The Trinidad Express wrote about the birth in glowing terms, including the couple’s do-it-yourself insemination method:
‘Miracle’ baby for lesbian couple
Conceived via at-home insemination
Jan. 2, 2020 — Lisa Melville and her partner Shackiba St Louis yesterday welcomed their baby daughter, Miracle, into the world.
Their daughter may be as close to a miracle as the gay couple can ever expect. Using sperm donated by a gay friend, who prefers to remain anonymous, the couple said they performed an at-home insemination on May 14.
A week later, after six pregnancy tests and a doctor’s visit, it was confirmed that St Louis was pregnant.
Baby Miracle was born at 6.03 a.m. yesterday, the fourth baby to be delivered at the Mt Hope Women’s Hospital on New Year’s Day.
An ecstatic Melville shared their story with the Express yesterday afternoon.
Melville, 47, said she and St Louis, 27, have been together since February 2018.
“During that time, she kept saying she wanted a baby. I have a daughter who is 21. We have a good friend who we asked to help and he said he had no problem doing it. We came home, he gave us his sperm and I inserted it into her,” she said.
Melville said prior to the insemination, she and St Louis researched the procedure on YouTube.
She said their friend/donor also got tested to ensure that he was disease-free.
“We know him for years. Before we did it, he did blood tests to make sure he was not sick. They both had no sexual contact because he is with somebody else. But it is a good friend. I told him that we will like him to be around. He will be the godfather,” she said.
The at-home procedure was done on May 14.
“By the 17th we went on the beach. She was going to drink a Stag and I told her no, don’t drink it you’re pregnant. I just knew. And I told her that it was a baby girl and her name will be Miracle. She said how you know that? And I said God just told me you’re pregnant,” she said.
Seven days after the insemination, St Louis did her first pregnancy test and the result was positive.
Still in disbelief, she repeated the tests every morning for five days, with the same results.
A doctor’s visit eventually confirmed what they already knew.
“We can’t even explain the feeling. This is really a miracle because I know there are a lot of people paying thousands of dollars to have a baby,” Melville said. …
Melville said she and St Louis have received tremendous support from family and friends.
“My mother came from the US and my sister came and surprised us. There is real support from family,” she said.
“I couldn’t have asked for anything more.
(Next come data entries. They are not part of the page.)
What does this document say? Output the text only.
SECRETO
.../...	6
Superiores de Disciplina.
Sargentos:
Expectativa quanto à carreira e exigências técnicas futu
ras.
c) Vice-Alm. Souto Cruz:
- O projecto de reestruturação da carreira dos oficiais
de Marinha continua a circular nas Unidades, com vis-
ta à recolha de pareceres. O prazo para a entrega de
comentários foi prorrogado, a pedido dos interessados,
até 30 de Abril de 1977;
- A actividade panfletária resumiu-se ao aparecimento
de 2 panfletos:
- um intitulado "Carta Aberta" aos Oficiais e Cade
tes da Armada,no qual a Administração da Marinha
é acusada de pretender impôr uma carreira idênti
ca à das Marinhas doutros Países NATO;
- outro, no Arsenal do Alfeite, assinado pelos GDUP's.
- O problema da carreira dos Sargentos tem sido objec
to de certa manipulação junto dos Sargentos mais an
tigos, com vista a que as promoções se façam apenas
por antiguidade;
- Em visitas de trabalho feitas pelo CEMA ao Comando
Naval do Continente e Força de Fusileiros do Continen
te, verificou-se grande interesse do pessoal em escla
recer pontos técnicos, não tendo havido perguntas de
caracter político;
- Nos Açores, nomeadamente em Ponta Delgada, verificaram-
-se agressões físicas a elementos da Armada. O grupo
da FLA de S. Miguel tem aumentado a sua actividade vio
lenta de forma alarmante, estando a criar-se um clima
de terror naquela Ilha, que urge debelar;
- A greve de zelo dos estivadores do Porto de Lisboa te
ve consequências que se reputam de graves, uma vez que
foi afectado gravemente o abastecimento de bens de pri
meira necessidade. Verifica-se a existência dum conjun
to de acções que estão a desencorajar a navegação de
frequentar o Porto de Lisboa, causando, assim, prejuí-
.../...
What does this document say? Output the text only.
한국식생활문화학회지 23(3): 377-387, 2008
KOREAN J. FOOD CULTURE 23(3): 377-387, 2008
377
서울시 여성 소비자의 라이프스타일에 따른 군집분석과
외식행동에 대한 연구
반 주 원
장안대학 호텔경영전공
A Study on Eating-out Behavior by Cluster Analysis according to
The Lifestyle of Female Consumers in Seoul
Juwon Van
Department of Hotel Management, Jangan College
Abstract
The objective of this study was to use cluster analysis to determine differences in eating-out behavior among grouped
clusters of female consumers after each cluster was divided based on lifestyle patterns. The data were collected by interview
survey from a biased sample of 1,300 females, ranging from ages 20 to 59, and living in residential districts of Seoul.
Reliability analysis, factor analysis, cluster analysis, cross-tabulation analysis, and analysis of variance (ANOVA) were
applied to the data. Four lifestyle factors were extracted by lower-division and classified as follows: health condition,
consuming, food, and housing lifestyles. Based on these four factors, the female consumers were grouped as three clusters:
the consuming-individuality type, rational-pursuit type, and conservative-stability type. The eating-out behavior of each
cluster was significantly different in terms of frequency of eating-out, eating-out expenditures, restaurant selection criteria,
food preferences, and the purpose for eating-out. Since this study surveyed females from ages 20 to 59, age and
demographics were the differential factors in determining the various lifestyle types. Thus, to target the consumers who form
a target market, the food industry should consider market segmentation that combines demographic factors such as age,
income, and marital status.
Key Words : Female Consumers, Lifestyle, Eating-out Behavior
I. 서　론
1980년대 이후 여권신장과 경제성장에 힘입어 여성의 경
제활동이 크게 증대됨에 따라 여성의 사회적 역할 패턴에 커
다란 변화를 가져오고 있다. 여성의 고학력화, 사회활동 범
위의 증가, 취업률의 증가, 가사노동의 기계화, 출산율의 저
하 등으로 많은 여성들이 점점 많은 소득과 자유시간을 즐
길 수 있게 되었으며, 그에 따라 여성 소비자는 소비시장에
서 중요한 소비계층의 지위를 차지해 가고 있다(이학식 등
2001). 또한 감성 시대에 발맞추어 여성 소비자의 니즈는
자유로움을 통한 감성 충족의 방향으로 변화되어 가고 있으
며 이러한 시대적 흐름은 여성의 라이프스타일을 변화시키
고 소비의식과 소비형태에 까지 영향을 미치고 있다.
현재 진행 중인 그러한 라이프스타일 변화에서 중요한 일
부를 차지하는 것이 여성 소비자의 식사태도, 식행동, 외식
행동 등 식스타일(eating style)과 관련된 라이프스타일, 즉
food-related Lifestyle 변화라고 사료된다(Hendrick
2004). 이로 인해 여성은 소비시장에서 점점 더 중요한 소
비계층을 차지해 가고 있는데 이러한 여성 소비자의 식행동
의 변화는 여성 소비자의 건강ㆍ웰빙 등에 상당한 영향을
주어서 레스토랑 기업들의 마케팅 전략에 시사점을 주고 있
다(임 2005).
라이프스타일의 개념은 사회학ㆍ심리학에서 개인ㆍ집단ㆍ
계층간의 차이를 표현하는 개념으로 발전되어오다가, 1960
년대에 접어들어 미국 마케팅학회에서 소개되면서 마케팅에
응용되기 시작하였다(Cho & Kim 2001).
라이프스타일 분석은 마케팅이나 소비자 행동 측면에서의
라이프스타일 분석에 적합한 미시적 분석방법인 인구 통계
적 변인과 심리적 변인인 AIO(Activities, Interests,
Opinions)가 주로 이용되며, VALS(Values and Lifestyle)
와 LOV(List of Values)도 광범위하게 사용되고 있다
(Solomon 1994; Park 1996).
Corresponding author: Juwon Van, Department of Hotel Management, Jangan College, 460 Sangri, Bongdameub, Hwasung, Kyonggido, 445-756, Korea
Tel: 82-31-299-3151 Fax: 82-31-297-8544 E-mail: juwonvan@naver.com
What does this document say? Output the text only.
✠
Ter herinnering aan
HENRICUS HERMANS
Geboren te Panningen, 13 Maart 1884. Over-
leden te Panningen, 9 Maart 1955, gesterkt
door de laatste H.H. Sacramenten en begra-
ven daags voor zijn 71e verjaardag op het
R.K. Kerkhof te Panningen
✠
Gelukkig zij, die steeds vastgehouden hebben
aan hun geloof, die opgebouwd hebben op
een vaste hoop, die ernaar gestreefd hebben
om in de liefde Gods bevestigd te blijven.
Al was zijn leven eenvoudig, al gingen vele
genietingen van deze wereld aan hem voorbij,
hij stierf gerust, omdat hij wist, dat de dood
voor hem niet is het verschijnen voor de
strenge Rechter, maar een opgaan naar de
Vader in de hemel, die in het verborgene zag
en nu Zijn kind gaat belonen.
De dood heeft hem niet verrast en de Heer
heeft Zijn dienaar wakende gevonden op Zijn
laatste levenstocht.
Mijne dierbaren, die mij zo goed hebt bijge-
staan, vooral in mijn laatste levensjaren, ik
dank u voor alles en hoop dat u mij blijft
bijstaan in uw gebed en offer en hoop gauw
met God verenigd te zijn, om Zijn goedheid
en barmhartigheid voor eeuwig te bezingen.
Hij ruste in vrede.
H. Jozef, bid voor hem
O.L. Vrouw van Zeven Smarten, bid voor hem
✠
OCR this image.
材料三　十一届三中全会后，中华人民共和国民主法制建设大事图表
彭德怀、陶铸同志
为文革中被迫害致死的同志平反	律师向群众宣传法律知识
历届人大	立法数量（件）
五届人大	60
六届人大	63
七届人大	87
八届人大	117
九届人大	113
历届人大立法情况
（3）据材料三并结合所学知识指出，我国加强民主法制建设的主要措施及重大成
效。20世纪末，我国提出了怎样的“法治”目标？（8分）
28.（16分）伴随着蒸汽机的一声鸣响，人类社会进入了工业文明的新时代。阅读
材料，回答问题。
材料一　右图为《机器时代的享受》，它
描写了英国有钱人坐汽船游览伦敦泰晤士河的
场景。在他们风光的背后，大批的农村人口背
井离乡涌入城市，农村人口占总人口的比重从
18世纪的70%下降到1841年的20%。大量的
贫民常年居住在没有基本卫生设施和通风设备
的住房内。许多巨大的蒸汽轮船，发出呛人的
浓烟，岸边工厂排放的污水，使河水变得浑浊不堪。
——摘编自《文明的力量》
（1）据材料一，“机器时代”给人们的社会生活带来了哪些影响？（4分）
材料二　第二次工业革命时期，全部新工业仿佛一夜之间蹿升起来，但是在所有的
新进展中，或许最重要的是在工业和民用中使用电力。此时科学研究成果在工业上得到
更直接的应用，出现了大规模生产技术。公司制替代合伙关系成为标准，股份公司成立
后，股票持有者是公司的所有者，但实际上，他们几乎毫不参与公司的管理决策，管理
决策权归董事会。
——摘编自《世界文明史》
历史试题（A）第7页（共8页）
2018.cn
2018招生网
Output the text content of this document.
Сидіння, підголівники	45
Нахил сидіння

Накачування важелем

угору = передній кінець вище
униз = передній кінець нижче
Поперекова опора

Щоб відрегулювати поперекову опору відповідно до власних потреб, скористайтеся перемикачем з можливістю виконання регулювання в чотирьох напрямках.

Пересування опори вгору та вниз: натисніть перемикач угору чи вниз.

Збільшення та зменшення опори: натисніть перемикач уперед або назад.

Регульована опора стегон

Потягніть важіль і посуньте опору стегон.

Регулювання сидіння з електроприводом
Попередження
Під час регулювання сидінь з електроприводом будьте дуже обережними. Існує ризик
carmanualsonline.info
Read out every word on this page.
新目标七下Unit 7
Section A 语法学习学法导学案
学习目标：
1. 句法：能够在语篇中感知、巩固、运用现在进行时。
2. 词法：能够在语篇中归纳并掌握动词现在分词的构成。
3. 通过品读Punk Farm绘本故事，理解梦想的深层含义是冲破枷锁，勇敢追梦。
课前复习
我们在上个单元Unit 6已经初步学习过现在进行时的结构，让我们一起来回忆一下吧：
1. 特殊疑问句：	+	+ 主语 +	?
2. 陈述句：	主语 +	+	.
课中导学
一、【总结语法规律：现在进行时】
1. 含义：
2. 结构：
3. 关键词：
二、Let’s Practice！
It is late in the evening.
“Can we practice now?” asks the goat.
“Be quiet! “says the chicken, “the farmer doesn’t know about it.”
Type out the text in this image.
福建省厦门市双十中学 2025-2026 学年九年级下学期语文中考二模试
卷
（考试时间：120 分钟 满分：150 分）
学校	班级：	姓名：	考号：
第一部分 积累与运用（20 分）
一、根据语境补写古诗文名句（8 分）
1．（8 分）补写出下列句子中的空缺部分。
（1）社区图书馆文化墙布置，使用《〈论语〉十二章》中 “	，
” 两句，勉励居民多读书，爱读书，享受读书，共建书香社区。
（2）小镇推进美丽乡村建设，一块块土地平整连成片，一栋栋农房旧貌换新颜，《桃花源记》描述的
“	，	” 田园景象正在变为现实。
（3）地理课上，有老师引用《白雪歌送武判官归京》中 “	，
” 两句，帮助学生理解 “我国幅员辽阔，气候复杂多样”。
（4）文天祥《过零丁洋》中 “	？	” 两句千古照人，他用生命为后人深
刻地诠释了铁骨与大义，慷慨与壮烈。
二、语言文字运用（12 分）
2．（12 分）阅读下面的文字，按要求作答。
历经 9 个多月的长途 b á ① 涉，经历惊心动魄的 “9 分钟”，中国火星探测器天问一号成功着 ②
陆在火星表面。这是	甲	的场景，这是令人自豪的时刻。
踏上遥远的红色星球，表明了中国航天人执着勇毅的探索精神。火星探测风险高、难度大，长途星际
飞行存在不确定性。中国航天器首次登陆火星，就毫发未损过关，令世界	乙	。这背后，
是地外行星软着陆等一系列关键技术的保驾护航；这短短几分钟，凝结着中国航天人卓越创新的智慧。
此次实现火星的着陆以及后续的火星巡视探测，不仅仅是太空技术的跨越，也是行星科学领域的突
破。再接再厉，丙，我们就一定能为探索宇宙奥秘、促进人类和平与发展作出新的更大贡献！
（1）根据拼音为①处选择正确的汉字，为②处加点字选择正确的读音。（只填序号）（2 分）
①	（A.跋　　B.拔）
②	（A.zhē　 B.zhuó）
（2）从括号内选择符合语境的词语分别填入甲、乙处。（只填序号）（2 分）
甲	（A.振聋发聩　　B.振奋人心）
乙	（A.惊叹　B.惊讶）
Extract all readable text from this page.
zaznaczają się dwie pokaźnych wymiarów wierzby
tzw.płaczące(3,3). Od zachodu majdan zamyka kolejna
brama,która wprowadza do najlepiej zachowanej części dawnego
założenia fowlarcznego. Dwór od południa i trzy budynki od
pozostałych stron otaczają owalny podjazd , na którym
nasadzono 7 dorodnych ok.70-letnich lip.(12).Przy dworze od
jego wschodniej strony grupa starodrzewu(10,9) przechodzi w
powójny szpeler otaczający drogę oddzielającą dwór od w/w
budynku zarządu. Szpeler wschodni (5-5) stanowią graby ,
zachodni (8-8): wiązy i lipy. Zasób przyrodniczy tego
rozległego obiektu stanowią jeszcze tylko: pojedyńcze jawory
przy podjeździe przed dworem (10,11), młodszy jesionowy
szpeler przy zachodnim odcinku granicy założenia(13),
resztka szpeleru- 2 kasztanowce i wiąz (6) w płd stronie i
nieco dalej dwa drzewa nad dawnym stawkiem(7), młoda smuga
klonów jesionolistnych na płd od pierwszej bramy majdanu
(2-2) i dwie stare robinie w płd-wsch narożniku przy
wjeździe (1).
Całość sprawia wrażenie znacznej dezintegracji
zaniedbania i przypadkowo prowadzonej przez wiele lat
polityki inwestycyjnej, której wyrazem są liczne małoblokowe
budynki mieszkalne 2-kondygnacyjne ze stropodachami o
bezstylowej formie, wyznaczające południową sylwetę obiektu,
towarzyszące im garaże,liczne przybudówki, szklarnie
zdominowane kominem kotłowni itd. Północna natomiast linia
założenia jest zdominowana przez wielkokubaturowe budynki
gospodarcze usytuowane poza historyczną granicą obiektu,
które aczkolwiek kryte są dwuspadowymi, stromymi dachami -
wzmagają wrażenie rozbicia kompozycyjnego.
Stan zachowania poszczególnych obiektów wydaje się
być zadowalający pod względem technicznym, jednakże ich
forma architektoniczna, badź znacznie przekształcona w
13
My mom brought down everything baby needs.”
For more information, read the full article in the Trinidad Express.
Bless them and all who love them.
Congraluations! To al!
Hmm. Did Trinidadians tell you this?
https://onenationmanybodies.files.wordpress.com/2020/01/miracle.png
Thanks for sharing that (unsurprising) array of opinions.
Actually, it’s great to see our country represented in the Global North as a place that’s liveable for a change. But not everything in the culture is hinged on the sodomy laws. Caribbean life is way more nuanced than these attempts to flatten our complex social reality.
Right. Of course “life is way more nuanced” than any article can depict. From a journalist’s point of view, there’s no “attempt to flatten a complex social reality,” but just an attempt to narrow the scope of an article so it’s readable and finite.